Chances are, if you are reading this article, your tree has already fallen down. If there are any power lines down under or near your tree, stay away and call 911. If your home has been damaged, secure it as well as you can without taking unnecessary risks. As in any emergency, rely on help from professionals.
For power outages, call PGE at (503) 464-7777 in Portland or (800) 544-1795 outside the city limits. PGE’s automated outage reporting system will give you up-to-the-minute information about the outage.
If you detect a natural gas leak, take these steps as advised by Northwest Natural company.
“Do not use your telephone. This includes cellular phones and all types of portable communication and electronic devices that have a battery. These can spark and create a source of ignition. Do not light matches or create any other source of ignition. Do not operate ANY electrical switch, including lights, on or off. This could create a spark, which could ignite the gas. Open windows and doors. Evacuate everyone from the area. Call NW Natural (from a phone NOT INSIDE the building with the leak) at 1(800) 882-3377.”
Once the immediate situation is under control, in the Portland area call Urban Forestry at 503-823-TREE (8733) for tree hazards on publicly owned property or city right-of-way, such as sidewalks, streets or parks. For more detailed guidance on tree emergencies, find more information from the city here.
Even healthy, well-cared-for trees sometimes fall, the most common reasons being severe storms or other acts of nature. Many of your neighbors may have been through this same situation. It is a part of life in our magnificent Pacific Northwest. Mr. Tree has undoubtedly helped many people you know with emergency tree services. Ask around. Mr Tree is proud of the work we do and the countless referrals by satisfied customers we have helped with emergency tree services.

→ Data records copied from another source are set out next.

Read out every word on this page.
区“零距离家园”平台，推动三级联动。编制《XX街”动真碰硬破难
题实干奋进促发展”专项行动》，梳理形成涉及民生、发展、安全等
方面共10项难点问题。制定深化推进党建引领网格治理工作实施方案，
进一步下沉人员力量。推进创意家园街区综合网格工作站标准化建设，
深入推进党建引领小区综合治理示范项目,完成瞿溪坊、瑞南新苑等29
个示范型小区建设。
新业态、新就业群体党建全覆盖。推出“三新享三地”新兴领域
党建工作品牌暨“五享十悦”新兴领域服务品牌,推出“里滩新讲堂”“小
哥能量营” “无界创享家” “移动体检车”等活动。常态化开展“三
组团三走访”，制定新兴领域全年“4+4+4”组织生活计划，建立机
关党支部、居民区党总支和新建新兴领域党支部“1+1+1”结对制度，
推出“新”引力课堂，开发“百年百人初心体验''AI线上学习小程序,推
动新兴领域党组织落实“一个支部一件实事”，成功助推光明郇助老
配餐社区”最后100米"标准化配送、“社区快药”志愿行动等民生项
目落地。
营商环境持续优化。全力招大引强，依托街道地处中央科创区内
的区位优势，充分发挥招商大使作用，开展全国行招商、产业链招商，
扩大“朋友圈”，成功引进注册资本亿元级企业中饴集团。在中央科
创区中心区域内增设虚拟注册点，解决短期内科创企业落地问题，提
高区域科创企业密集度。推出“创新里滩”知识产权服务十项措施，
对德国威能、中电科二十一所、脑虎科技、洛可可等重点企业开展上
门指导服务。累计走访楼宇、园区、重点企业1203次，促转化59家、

If there has been a severe storm in your area, local government emergency services may be strained. Don’t hesitate to call 911 local emergency services when downed power-lines, blocked roads or other public hazards exist. You want to make sure your emergency has been reported so that it gets on the list for repair by city or county crews. Utility crews are trained to identify wires and block off danger zones. Road crews make sure that evacuation routes are clear for fire engines, ambulances and emergency traffic. Especially in remote areas, your call may be the one that counts. The city is committed to emergency response within 24 hours, prioritizing calls based on severity.

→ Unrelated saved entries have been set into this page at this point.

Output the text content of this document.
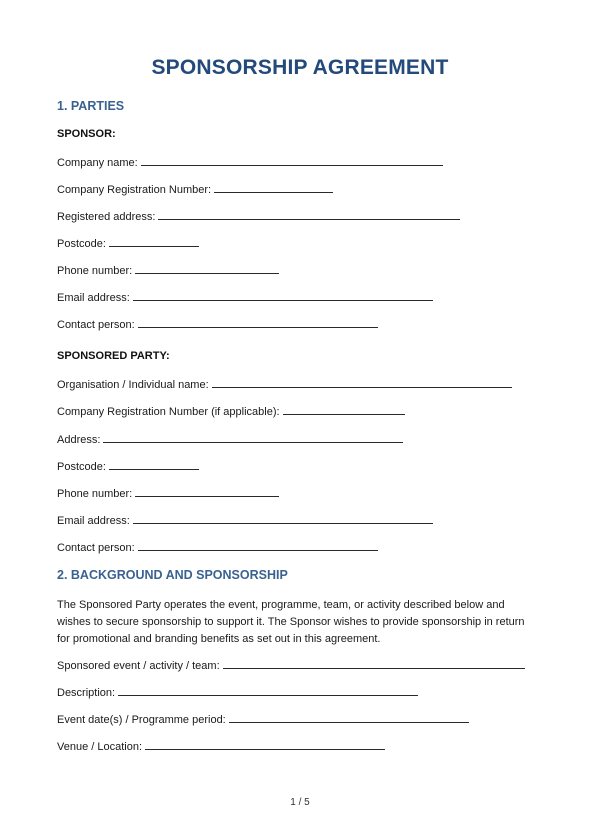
SPONSORSHIP AGREEMENT
1. PARTIES
SPONSOR:
Company name:
Company Registration Number:
Registered address:
Postcode:
Phone number:
Email address:
Contact person:
SPONSORED PARTY:
Organisation / Individual name:
Company Registration Number (if applicable):
Address:
Postcode:
Phone number:
Email address:
Contact person:
2. BACKGROUND AND SPONSORSHIP
The Sponsored Party operates the event, programme, team, or activity described below and
wishes to secure sponsorship to support it. The Sponsor wishes to provide sponsorship in return
for promotional and branding benefits as set out in this agreement.
Sponsored event / activity / team:
Description:
Event date(s) / Programme period:
Venue / Location:
1 / 5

If the fallen tree is on your own property, the city of Portland’s Urban Forest recommends that you call an arborist to remove any hazardous portion of the tree, take pictures and submit a retroactive removal permit application.
With our team of professional arborists, certified by the International Society of Arboriculture (ISA), Mr. Tree stands at the ready to assist with tree emergency services. Minimize further damage and protect your property by enlisting the services of our experienced, insured and bonded professionals to remove the fallen tree. Our emergency tree services are available 24/7, 360 days a year.

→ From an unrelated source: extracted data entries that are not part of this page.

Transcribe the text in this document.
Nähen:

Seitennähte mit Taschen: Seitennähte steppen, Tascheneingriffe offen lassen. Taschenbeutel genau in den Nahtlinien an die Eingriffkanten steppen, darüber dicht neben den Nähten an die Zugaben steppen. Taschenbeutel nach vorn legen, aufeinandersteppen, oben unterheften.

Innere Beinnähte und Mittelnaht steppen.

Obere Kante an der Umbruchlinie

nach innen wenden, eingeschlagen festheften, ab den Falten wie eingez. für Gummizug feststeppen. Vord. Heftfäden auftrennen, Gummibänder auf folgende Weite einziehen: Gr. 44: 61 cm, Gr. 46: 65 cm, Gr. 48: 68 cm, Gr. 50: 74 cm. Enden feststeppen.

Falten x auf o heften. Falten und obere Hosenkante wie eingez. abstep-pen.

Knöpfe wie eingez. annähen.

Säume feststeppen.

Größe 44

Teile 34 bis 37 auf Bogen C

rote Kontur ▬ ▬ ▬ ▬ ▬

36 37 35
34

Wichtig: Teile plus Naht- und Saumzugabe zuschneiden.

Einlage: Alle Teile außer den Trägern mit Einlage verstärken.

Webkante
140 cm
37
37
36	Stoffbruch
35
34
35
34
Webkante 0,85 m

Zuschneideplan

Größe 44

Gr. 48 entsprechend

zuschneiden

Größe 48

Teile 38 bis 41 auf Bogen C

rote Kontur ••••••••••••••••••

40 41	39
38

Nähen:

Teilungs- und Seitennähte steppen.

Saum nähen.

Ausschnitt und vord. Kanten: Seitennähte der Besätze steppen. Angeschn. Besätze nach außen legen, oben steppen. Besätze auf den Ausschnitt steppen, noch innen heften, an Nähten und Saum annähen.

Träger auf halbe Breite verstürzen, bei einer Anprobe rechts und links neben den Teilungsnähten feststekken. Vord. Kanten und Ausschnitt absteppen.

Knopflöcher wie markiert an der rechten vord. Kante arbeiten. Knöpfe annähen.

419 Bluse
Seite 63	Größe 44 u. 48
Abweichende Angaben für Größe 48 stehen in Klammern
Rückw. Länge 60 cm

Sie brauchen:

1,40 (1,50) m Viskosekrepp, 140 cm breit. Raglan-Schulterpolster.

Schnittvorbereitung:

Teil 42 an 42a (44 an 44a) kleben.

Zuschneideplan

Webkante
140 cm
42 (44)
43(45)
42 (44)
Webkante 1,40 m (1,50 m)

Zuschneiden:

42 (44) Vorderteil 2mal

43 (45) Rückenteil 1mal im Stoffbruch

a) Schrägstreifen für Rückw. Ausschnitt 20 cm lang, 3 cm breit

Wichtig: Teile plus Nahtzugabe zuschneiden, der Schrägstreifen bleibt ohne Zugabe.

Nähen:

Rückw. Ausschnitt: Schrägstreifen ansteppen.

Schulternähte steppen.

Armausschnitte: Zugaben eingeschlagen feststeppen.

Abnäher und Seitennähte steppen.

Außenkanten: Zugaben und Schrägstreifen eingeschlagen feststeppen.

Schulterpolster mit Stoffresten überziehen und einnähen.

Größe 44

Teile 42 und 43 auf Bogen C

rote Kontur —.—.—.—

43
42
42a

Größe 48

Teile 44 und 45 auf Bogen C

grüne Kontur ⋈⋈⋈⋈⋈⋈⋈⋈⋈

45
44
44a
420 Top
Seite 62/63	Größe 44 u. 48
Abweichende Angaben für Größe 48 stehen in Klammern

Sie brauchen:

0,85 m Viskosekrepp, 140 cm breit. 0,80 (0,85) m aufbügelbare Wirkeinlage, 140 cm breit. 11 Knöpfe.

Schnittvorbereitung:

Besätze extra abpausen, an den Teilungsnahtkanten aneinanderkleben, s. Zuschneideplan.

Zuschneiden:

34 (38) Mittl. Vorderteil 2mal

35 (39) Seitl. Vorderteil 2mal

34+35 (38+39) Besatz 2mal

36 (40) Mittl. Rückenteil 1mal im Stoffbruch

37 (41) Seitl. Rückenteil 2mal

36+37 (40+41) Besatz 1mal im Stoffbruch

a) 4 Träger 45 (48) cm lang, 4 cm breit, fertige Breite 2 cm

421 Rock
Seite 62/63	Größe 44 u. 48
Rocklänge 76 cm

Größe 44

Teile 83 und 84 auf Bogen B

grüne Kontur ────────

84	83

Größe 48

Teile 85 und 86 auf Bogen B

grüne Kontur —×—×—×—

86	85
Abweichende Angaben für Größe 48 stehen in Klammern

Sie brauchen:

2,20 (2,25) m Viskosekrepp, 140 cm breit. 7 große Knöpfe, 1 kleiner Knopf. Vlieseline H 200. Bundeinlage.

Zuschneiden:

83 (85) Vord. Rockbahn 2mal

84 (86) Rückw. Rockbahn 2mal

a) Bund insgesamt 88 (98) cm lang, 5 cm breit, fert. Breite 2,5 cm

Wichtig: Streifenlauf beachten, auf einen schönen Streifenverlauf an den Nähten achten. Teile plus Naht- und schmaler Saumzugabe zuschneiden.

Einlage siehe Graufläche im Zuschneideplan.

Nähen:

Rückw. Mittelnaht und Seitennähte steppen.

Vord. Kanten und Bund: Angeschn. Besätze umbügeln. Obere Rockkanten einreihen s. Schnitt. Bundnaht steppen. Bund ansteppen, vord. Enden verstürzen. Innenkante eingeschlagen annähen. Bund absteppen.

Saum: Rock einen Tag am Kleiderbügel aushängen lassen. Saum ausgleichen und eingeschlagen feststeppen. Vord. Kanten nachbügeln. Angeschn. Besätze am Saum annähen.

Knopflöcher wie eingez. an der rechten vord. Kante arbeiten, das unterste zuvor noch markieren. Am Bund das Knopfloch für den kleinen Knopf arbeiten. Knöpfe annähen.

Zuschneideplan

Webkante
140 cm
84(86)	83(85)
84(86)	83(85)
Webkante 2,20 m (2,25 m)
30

Emergency tree services should be performed by trained, licensed, experienced professionals with the proper equipment to get the job done quickly, safely and efficiently. Working with a reliable company will give you the peace of mind that the job is done right. The company assumes any liability for workplace injuries, should they occur.
Your insurance agent is a good source for help with this type of emergency, and you should be in immediate contact with your insurance company whenever a large tree falls on your property. Local agents will be familiar with the types of tree emergencies that are likely to happen in your area, and should be able to refer you to emergency tree services and other professional repair services.
Call your homeowner’s insurance agent and find out whether you are covered for the cost of removal and any necessary repairs to property or landscaping. Homeowners’ insurance policies typically cover damage to your house from a fallen tree. Your auto insurance should cover any damage to your car with comprehensive coverage. Your insurance agents can verify coverage under your particular policies.
What if the tree in question belonged to you or to a neighbor? Rule of thumb for whose insurance pays for the consequences of fallen trees is not who owns the land on which the tree grows, but who owns the land where the tree falls. Insurance policies may or may not cover the cost of removal. If the tree in question was known to be dead or previously damaged, the tree’s owner could be responsible for cleanup and repair of damage to your property.
These issues can be complicated. Each situation is unique, and you may end up covering some of the cost of tree removal. The pictures you have taken may be useful in the case of a dispute. You may want to review your policies at this time and make some changes in coverage for the future.
Assess whether your tree and yard maintenance plan may also need review. Are there other trees that may be at risk of falling in the next storm? Will you replace the tree that fell? A professional arborist like Mr. Tree can help with these decisions as well, working out a maintenance plan on a regular schedule that meets your needs and budget.
Perhaps a different placement or a different species of tree is advisable. Maybe the trees you have could use some pruning or even removal to prevent a similar event in the future. As in most areas of life, prevention is a good investment, yielding many returns.